Proceedings Article | 13 March 2013
Christophe Bonneville, Fabrice Thomas, Mikhael de Mengin Poirier, Etienne Le Coarer, Pierre Benech, Thierry Gonthiez, Alain Morand, Olivier Coutant, Eric Morino, Renaud Puget, Bruno Martin
KEYWORDS: Spectroscopy, Zoom lenses, Signal to noise ratio, Waveguides, Sensors, Calibration, Signal detection, Spectral resolution, Optical coherence tomography, Data processing
SWIFTS, or Stationary-Wave Integrated Fourier Transform Spectrometer, is a new, highly integrated high-resolution spectroscopy technology that represents a major advance in the field. This is the first public presentation on the state-ofthe- art SWIFTS system. SWIFTS combines groundbreaking nanotechnology research, integrated optics, microelectronics and embedded software, resulting in high-resolution spectrometer technology bundled into a single device that is over 100 times more powerful in terms of spectral resolution than existing mini-spectrometers and more than 2,000 times smaller than highend spectrometers offering a similar level of performance.
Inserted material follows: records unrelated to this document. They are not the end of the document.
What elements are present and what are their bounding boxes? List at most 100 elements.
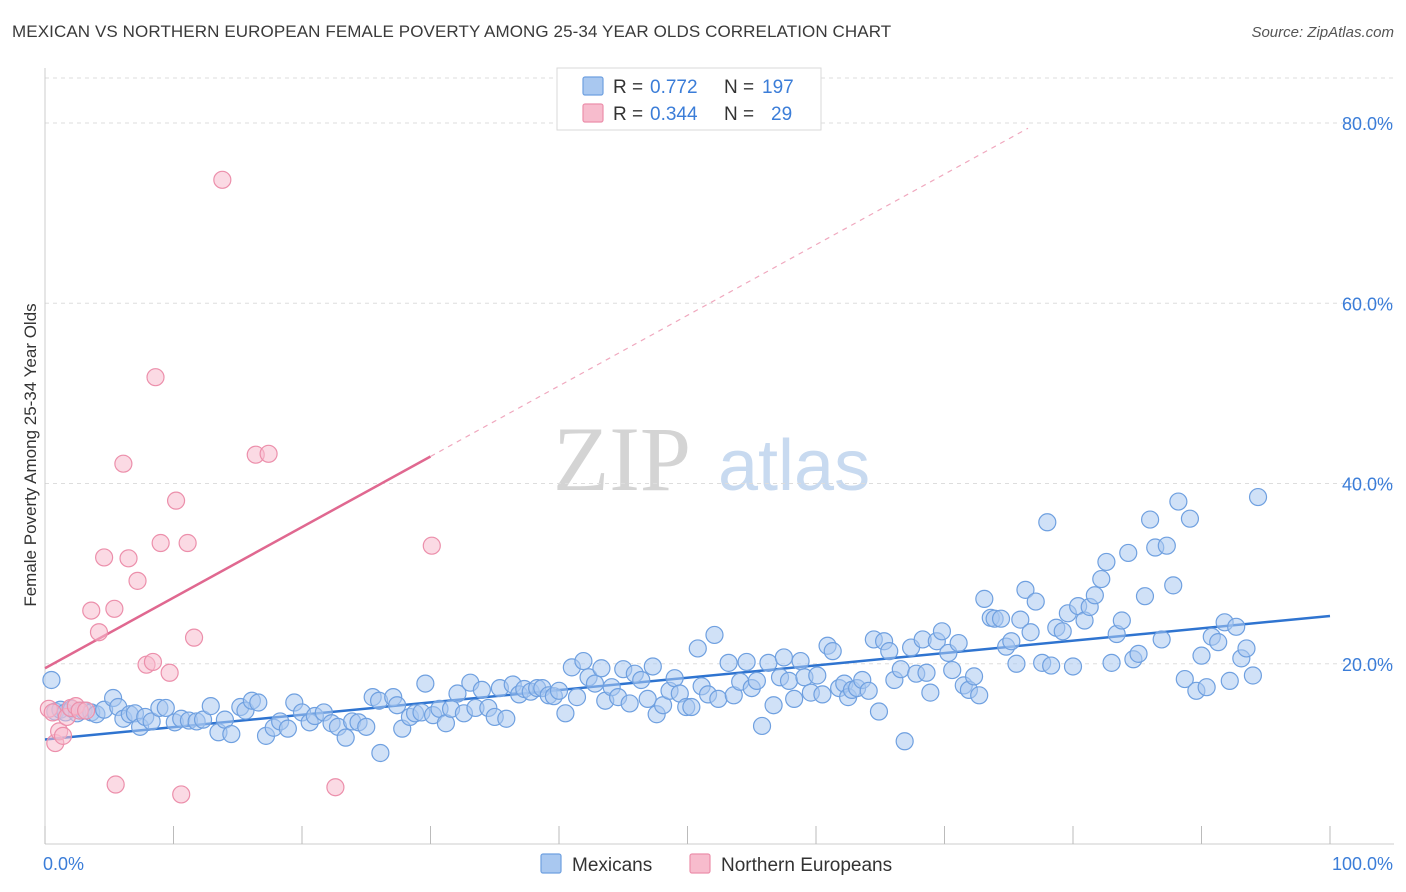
point-mexicans (970, 686, 989, 705)
x-tick-label: 100.0% (1332, 854, 1393, 874)
point-mexicans (1119, 543, 1138, 563)
point-mexicans (932, 622, 952, 641)
trend-line-extension (430, 127, 1029, 458)
legend-r-label: R = (613, 77, 643, 98)
point-mexicans (688, 639, 707, 658)
point-mexicans (682, 697, 701, 717)
trend-line-mexicans (44, 614, 1331, 741)
legend-swatch-northern-europeans (689, 853, 711, 874)
point-northern-europeans (422, 536, 441, 555)
point-mexicans (1021, 623, 1040, 642)
point-mexicans (497, 709, 516, 728)
legend-swatch-northern-europeans (582, 103, 604, 123)
point-mexicans (1092, 569, 1111, 589)
point-mexicans (1248, 487, 1268, 507)
point-mexicans (737, 652, 756, 672)
x-tick-label: 0.0% (43, 854, 84, 874)
point-mexicans (813, 685, 832, 704)
point-mexicans (638, 689, 657, 709)
point-mexicans (1197, 678, 1216, 697)
point-mexicans (1016, 580, 1035, 599)
point-northern-europeans (106, 775, 125, 794)
point-mexicans (643, 657, 662, 676)
point-mexicans (1140, 510, 1160, 529)
point-mexicans (156, 698, 175, 718)
point-northern-europeans (160, 663, 179, 682)
point-northern-europeans (114, 454, 133, 473)
point-mexicans (917, 663, 936, 682)
point-mexicans (943, 660, 962, 680)
point-mexicans (549, 681, 569, 700)
legend-top: R = 0.772 N = 197 R = 0.344 N = 29 (556, 67, 822, 131)
point-mexicans (779, 671, 799, 690)
y-tick-label: 80.0% (1342, 114, 1393, 134)
point-mexicans (1192, 646, 1211, 665)
legend-n-label: N = (724, 77, 754, 98)
point-mexicans (1227, 617, 1246, 636)
point-northern-europeans (89, 623, 109, 642)
data-points (39, 170, 1268, 804)
point-mexicans (891, 660, 910, 679)
point-mexicans (193, 710, 213, 729)
point-northern-europeans (166, 491, 186, 510)
legend-n-value: 197 (762, 77, 794, 98)
point-mexicans (869, 702, 889, 721)
watermark-atlas: atlas (718, 426, 870, 506)
trend-line-northern-europeans (44, 455, 432, 670)
point-mexicans (574, 651, 593, 671)
legend-n-value: 29 (771, 104, 792, 125)
point-mexicans (1129, 644, 1148, 663)
point-mexicans (1026, 592, 1045, 611)
point-mexicans (991, 609, 1011, 628)
point-mexicans (665, 669, 684, 688)
point-mexicans (567, 688, 587, 707)
legend-r-value: 0.772 (650, 77, 698, 98)
point-mexicans (1152, 630, 1171, 649)
point-northern-europeans (95, 548, 114, 567)
point-mexicans (336, 728, 355, 747)
point-mexicans (709, 689, 728, 709)
point-northern-europeans (119, 549, 138, 568)
point-mexicans (1112, 611, 1131, 630)
point-mexicans (42, 670, 61, 690)
point-mexicans (1002, 632, 1021, 651)
point-mexicans (752, 716, 772, 736)
legend-label-mexicans: Mexicans (572, 855, 652, 876)
point-mexicans (764, 696, 783, 715)
point-northern-europeans (143, 652, 163, 672)
point-mexicans (1180, 509, 1200, 528)
point-mexicans (1053, 622, 1072, 641)
legend-bottom: Mexicans Northern Europeans (540, 853, 892, 876)
point-mexicans (921, 683, 940, 702)
point-mexicans (808, 666, 827, 685)
point-mexicans (949, 633, 968, 653)
point-mexicans (1157, 536, 1176, 555)
point-mexicans (747, 671, 766, 690)
point-mexicans (719, 653, 738, 672)
point-mexicans (1169, 492, 1188, 511)
point-northern-europeans (53, 726, 73, 745)
point-mexicans (1007, 654, 1026, 673)
y-tick-label: 20.0% (1342, 655, 1393, 675)
y-tick-label: 60.0% (1342, 294, 1393, 314)
legend-r-label: R = (613, 104, 643, 125)
point-mexicans (1038, 513, 1057, 532)
point-mexicans (472, 680, 491, 699)
chart-title: MEXICAN VS NORTHERN EUROPEAN FEMALE POVE… (12, 22, 892, 41)
point-mexicans (222, 724, 241, 744)
tick-labels: 20.0% 40.0% 60.0% 80.0% 0.0% 100.0% (43, 114, 1393, 874)
y-tick-label: 40.0% (1342, 475, 1393, 495)
point-mexicans (705, 625, 724, 645)
legend-swatch-mexicans (582, 76, 604, 96)
point-mexicans (620, 694, 639, 713)
watermark-zip: ZIP (553, 408, 691, 510)
point-mexicans (249, 693, 268, 712)
legend-label-northern-europeans: Northern Europeans (721, 855, 892, 876)
point-northern-europeans (82, 601, 101, 620)
point-northern-europeans (151, 533, 170, 553)
point-northern-europeans (178, 533, 197, 553)
point-northern-europeans (184, 628, 204, 647)
point-mexicans (1243, 666, 1263, 685)
point-mexicans (416, 674, 435, 693)
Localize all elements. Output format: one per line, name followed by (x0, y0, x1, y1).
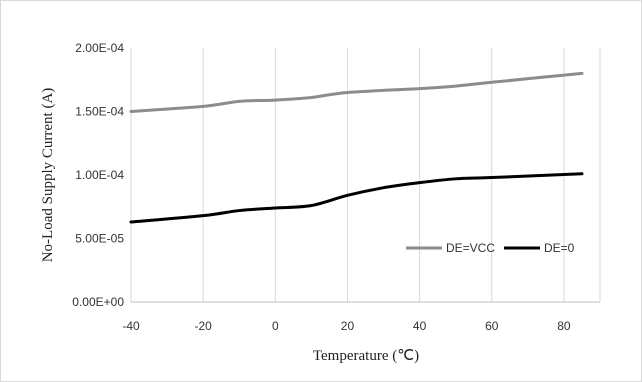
y-tick-label: 5.00E-05 (75, 232, 124, 246)
x-tick-label: 40 (413, 319, 427, 333)
y-tick-label: 2.00E-04 (75, 41, 124, 55)
y-tick-labels: 0.00E+00 5.00E-05 1.00E-04 1.50E-04 2.00E-04 (72, 41, 124, 309)
series-line-de-0 (129, 172, 584, 224)
x-tick-label: 0 (272, 319, 279, 333)
grid-lines (130, 48, 601, 302)
y-axis-title: No-Load Supply Current (A) (40, 88, 56, 263)
y-tick-label: 0.00E+00 (72, 295, 124, 309)
y-tick-label: 1.50E-04 (75, 105, 124, 119)
x-tick-label: -20 (194, 319, 212, 333)
legend-label-de-0: DE=0 (544, 241, 575, 255)
x-axis-title: Temperature (℃) (313, 348, 419, 364)
x-tick-label: 60 (485, 319, 499, 333)
x-tick-labels: -40 -20 0 20 40 60 80 (122, 319, 571, 333)
legend: DE=VCC DE=0 (406, 241, 575, 255)
x-tick-label: 20 (341, 319, 355, 333)
y-tick-label: 1.00E-04 (75, 168, 124, 182)
x-tick-label: 80 (557, 319, 571, 333)
x-tick-label: -40 (122, 319, 140, 333)
series-line-de-vcc (129, 71, 584, 113)
legend-label-de-vcc: DE=VCC (446, 241, 495, 255)
series-group (129, 71, 584, 224)
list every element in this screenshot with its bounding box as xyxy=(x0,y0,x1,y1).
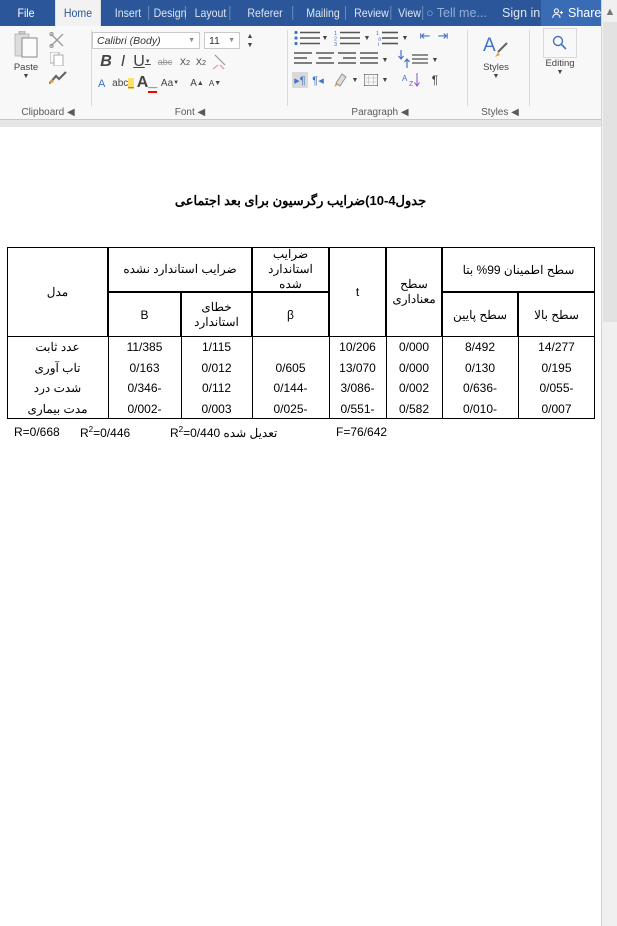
svg-text:3: 3 xyxy=(334,42,337,46)
svg-text:i: i xyxy=(378,42,379,46)
svg-text:A: A xyxy=(483,35,496,56)
svg-text:Z: Z xyxy=(409,81,414,88)
svg-text:A: A xyxy=(402,74,408,83)
svg-text:A: A xyxy=(98,78,106,90)
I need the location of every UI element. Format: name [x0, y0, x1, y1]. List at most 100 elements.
Systems based on this technology can typically achieve a spectral resolution of a few pm / 0.2 cm-1 / 6 GHz, with a good SNR over a bandwidth ranging from several nm to a few hundred nm on a chip measuring a few mm2, opening the way for product development based on the most demanding applications currently performed in research laboratories. The principle behind this patented technology will be explained, as will the technological choices made by Resolution Spectra Systems. We will present the most challenging building blocks of the technology: nano-pattern deposition, hybrid-chip assembly, light collection, calibration and data processing. In order to cater for different applications, the SWIFTS principle can be implemented in numerous configurations: multiple bands, multiplexing, spectro-imaging, integrated bio-sensors, etc. Various results have been obtained with either research setups or new products in the Visible and Near-Infrared, including analysis of tunable, multi-mode and high-stability lasers, Bragg sensor interrogator and high-depth Optical Coherent Tomography.